Agoston V. “Effects of HBOT on survival and differentiation of neuroectodermal cells with stem cell properties in cortical injury model”
Le aree lesionate della corteccia frontale vengono continuamente colonizzate dalle cellule staminali neurogene, come le GFP-4C (sono cellule totipotenti che provengono dal midollo e che potrebbero diventare cellule nervose mature) ma nelle aree danneggiate la carenza di ossigeno (ipossia o ischemia) non si attiva il processo verso la maturazione come neuroni. L’ipossia interferisce con le vie delle cellule staminali mediate da HIF-1 Notch, Wnt e Oct-4 (sono sostanze chimiche che attraggono le cellule staminali in sede di lesione. HIF, per esempio, sta per Hypoxic Induced Factor) perché altera l’azione dei neuromodulatori.
L’Autore presenta un modello sperimentale (quindi anche questo studio è stato eseguito su animali) che ha l’obiettivo di verificare se l’OTI (2,5 bar, due cicli di 30 minuti per 7 giorni consecutivi) possa facilitare la maturazione delle cellule staminali neurogene nelle aree lese.
Nell’area della lesione, nel gruppo OTI migliora significativamente la maturazione delle cellule staminali nelle aree lese anche se, con il protocollo OTI utilizzato (nota: a mio parere troppo aggressivo), appare ridotto – rispetto al controllo – il numero delle cellule embrionali non differenziate che esprimono SSEA-1 presenti nell’area della lesione.
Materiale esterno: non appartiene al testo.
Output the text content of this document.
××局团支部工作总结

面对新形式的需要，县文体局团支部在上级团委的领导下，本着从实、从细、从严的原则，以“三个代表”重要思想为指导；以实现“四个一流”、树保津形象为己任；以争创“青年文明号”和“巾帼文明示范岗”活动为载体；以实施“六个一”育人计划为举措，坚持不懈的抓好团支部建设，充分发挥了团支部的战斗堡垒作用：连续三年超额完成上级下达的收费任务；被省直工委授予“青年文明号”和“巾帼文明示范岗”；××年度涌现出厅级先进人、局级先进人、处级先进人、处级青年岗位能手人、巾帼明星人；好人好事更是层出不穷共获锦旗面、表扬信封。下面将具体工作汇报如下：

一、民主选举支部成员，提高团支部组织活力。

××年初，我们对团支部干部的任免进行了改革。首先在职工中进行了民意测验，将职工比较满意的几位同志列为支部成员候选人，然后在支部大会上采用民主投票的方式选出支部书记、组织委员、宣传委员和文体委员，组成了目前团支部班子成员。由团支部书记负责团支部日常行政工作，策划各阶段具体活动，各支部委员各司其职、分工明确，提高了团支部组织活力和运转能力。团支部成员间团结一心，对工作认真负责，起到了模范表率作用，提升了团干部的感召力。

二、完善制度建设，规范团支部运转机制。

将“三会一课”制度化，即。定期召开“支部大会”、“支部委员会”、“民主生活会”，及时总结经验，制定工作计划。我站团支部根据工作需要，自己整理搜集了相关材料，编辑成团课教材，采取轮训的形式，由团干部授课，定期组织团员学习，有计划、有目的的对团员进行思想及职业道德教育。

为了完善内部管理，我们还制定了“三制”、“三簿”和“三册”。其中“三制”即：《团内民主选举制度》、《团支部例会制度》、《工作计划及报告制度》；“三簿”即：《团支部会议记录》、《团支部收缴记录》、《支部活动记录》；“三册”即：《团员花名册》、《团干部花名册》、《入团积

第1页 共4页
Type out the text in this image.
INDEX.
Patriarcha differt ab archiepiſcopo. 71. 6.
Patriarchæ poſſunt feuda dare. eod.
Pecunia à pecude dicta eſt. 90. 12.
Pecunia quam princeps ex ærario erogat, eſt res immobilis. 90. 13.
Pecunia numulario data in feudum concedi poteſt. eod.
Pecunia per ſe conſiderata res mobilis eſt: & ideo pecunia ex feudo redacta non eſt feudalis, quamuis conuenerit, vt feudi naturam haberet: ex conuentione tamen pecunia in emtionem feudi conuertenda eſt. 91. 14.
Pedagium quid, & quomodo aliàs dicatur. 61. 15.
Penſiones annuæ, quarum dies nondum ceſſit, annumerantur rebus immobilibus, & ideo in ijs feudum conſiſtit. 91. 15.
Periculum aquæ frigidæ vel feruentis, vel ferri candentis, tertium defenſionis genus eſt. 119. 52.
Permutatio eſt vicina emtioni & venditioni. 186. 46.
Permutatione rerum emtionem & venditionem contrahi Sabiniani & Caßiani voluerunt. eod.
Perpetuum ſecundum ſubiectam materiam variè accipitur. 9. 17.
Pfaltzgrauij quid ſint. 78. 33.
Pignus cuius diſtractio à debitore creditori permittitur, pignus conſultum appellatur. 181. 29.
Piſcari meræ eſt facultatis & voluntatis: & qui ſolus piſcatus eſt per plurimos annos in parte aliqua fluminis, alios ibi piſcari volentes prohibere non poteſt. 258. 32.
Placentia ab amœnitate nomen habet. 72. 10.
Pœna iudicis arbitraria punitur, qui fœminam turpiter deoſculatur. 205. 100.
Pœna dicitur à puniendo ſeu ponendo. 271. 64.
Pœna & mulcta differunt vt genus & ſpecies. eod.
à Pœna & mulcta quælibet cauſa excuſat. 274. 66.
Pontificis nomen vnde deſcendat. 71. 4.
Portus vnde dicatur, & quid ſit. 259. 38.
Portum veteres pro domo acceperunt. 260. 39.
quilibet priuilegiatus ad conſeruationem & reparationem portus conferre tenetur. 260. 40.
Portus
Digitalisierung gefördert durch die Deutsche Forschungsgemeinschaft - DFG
Nel gruppo OTI è ridotta sia l’apoptosi (che è il processo di eliminazione selettivo, “suicidio”, delle cellule nervose danneggiate) che l’attività mitotica (che è l’attività di replicazione delle cellule). Questo significa che nel gruppo OTI ci sono meno cellule staminali neurogene rispetto al gruppo controllo ma maturano meglio.
Nota: il follow up è stato eseguito per qualche mese e si è escluso che le cellule staminali maturate degenerino in cellule tumorali (attualmente la ricerca sulle cellule staminali attraversa un momento difficile perché è necessario essere certi che la promozione delle attività di queste cellule totipotenti non degeneri nell’innesco di un tumore).
Il dr. Longobardi (cioè il sottoscritto) ha osservato che il protocollo OTI è troppo aggressivo e sarebbe preferibile una pressione assoluta in camera iperbarica di 1,5-1,7 bar. L’Autore concorda.
L’Autore ha segnalato inoltre che ritiene importante il ruolo della riabilitazione per facilitare l’attecchimento e la maturazione delle cellule staminali nell’area lesa.
In sintesi: l’ossigenoterapia iperbarica, secondo la mia esperienza, è utile negli esiti di trauma cranico se associata con terapia riabilitativa. I miglioramenti variano da paziente a paziente. In generale sono un incremento dell’attenzione, una migliore collaborazione alla terapia riabilitativa, un miglioramento motorio.
Per quanto riguarda tuo marito, non ho conoscenze, esperienza e mi mancano informazioni specifiche sul caso, per dirti se possa migliorare la parola e la capacità di alimentarsi autonomamente. Inoltre è da considerare la difficoltà logistica di sottoporlo al trattamento iperbarico (per venti sedute, ciascuna della durata di ottanta minuti).